Durante mucho tiempo las encuestas fueron un termómetro decisivo de la política. Condicionaban estrategias, moldeaban discursos y hasta influían en el ánimo del electorado. Pero hoy, sinceramente, creo que eso ya no sucede. La gente dejó de votar por los números y empezó a hacerlo desde los sentimientos.
El voto se volvió más emocional, más vivencial. Ya no hay tanto cálculo o expectativa matemática. El ciudadano elige a quien siente que puede representarlo mejor, o a quien, según su percepción, puede hacer un trabajo más concreto y eficaz. En otros casos, el contexto socioeconómico pesa más que cualquier número. Cuando la realidad golpea, los oficialismos —sobre todo si comparten una mirada parecida en términos de gestión o políticas fiscales— suelen pagar los costos.

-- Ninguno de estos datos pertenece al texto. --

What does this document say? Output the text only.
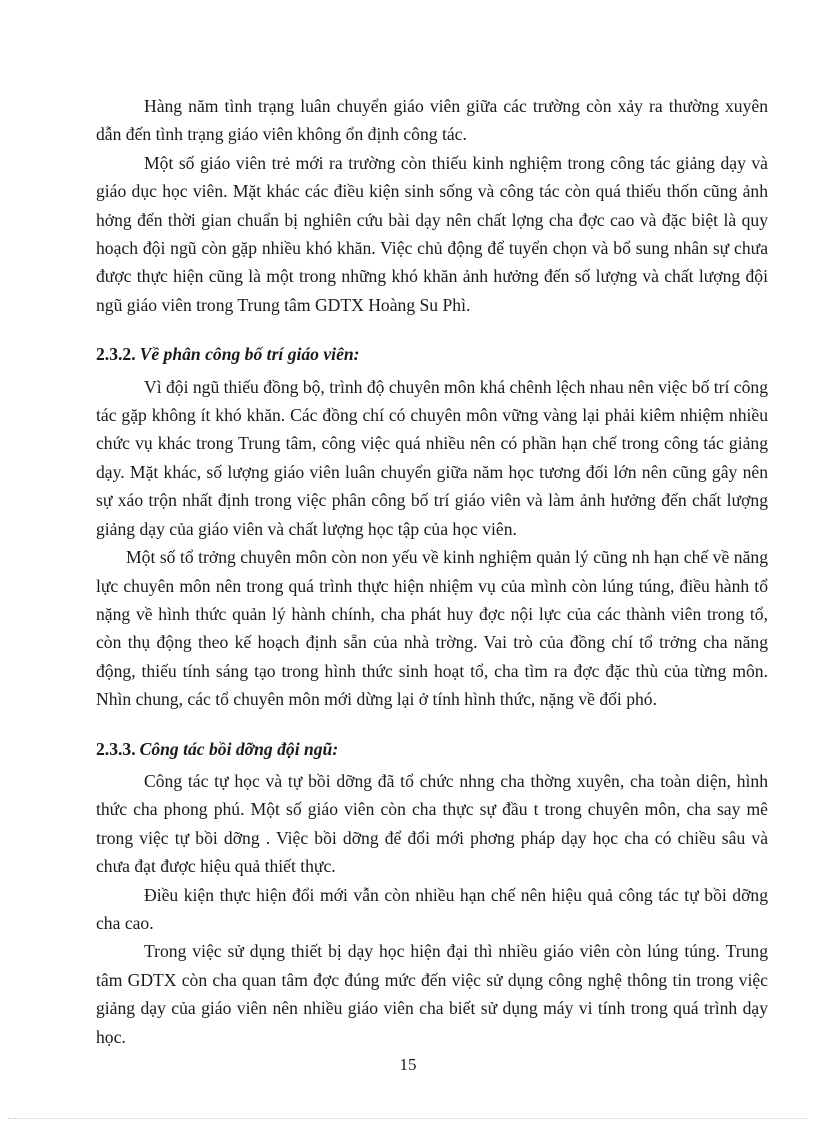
Hàng năm tình trạng luân chuyển giáo viên giữa các trường còn xảy ra thường xuyên dẫn đến tình trạng giáo viên không ổn định công tác.

Một số giáo viên trẻ mới ra trường còn thiếu kinh nghiệm trong công tác giảng dạy và giáo dục học viên. Mặt khác các điều kiện sinh sống và công tác còn quá thiếu thốn cũng ảnh hởng đến thời gian chuẩn bị nghiên cứu bài dạy nên chất lợng cha đợc cao và đặc biệt là quy hoạch đội ngũ còn gặp nhiều khó khăn. Việc chủ động để tuyển chọn và bổ sung nhân sự chưa được thực hiện cũng là một trong những khó khăn ảnh hưởng đến số lượng và chất lượng đội ngũ giáo viên trong Trung tâm GDTX Hoàng Su Phì.

2.3.2. Về phân công bố trí giáo viên:

Vì đội ngũ thiếu đồng bộ, trình độ chuyên môn khá chênh lệch nhau nên việc bố trí công tác gặp không ít khó khăn. Các đồng chí có chuyên môn vững vàng lại phải kiêm nhiệm nhiều chức vụ khác trong Trung tâm, công việc quá nhiều nên có phần hạn chế trong công tác giảng dạy. Mặt khác, số lượng giáo viên luân chuyển giữa năm học tương đối lớn nên cũng gây nên sự xáo trộn nhất định trong việc phân công bố trí giáo viên và làm ảnh hưởng đến chất lượng giảng dạy của giáo viên và chất lượng học tập của học viên.

Một số tổ trởng chuyên môn còn non yếu về kinh nghiệm quản lý cũng nh hạn chế về năng lực chuyên môn nên trong quá trình thực hiện nhiệm vụ của mình còn lúng túng, điều hành tổ nặng về hình thức quản lý hành chính, cha phát huy đợc nội lực của các thành viên trong tổ, còn thụ động theo kế hoạch định sẵn của nhà trờng. Vai trò của đồng chí tổ trởng cha năng động, thiếu tính sáng tạo trong hình thức sinh hoạt tổ, cha tìm ra đợc đặc thù của từng môn. Nhìn chung, các tổ chuyên môn mới dừng lại ở tính hình thức, nặng về đối phó.

2.3.3. Công tác bồi dỡng đội ngũ:

Công tác tự học và tự bồi dỡng đã tổ chức nhng cha thờng xuyên, cha toàn diện, hình thức cha phong phú. Một số giáo viên còn cha thực sự đầu t trong chuyên môn, cha say mê trong việc tự bồi dỡng . Việc bồi dỡng để đổi mới phơng pháp dạy học cha có chiều sâu và chưa đạt được hiệu quả thiết thực.

Điều kiện thực hiện đổi mới vẫn còn nhiều hạn chế nên hiệu quả công tác tự bồi dỡng cha cao.

Trong việc sử dụng thiết bị dạy học hiện đại thì nhiều giáo viên còn lúng túng. Trung tâm GDTX còn cha quan tâm đợc đúng mức đến việc sử dụng công nghệ thông tin trong việc giảng dạy của giáo viên nên nhiều giáo viên cha biết sử dụng máy vi tính trong quá trình dạy học.

15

En Santa Fe y en la Argentina, por ejemplo, los discursos de equilibrio fiscal y ajuste sobre el empleo público o el sistema previsional han generado descontento en sectores que sienten que su esfuerzo no se valora. A eso se suma otro tipo de votante: el nostálgico, el que mira hacia atrás y dice “antes estábamos mejor”, “antes podíamos irnos de vacaciones” o “antes soñábamos con tener una casa”. También están los “anti”: quienes definen su voto más por oposición que por convicción, ya sea desde un lugar claramente peronista o antiperonista.
Ahora bien, ¿qué lugar les queda a las encuestas en medio de todo esto? En mi opinión, las encuestas hoy funcionan más como herramientas de microclima político que como reflejo del humor social. Sirven para empujar la militancia, para dar ánimo o mostrar un escenario conveniente. Los verdaderos sondeos —los más confiables— rara vez se hacen públicos.
Hay además un fenómeno que no puede ignorarse: muchas consultoras trabajan para gobiernos o para partidos con representación legislativa. Y eso condiciona. Porque, seamos sinceros, ¿quién va a difundir un estudio que muestra una mala performance de su propio jefe o patrón?
Desde los medios también tenemos responsabilidad. Difundimos encuestas, sí, pero sabemos distinguir cuáles tienen más seriedad y cuáles no. Y al mismo tiempo, aprendimos a leer otros indicadores: los comentarios en redes, los foros al pie de las notas, los llamados al aire en la radio o los pequeños sondeos callejeros. Muchas veces, ahí está la verdadera encuesta.
Por eso creo que, a esta altura, los estudios de opinión deben servir hacia adentro, como herramienta de análisis y planificación. Los equipos de campaña necesitan esos datos para entender su posicionamiento, pero siempre contratando consultoras con independencia real, sin compromisos políticos ni intereses cruzados.
Sin desmerecer el trabajo de nadie, me hago una pregunta que quizás resuma todo: ¿no serán las encuestas las grandes perdedoras de las últimas elecciones? Tal vez el tiempo, la tecnología y la desconfianza social también las hayan alcanzado. Porque los tiempos cambian, y hasta los instrumentos que parecían infalibles también deben aprender a adaptarse.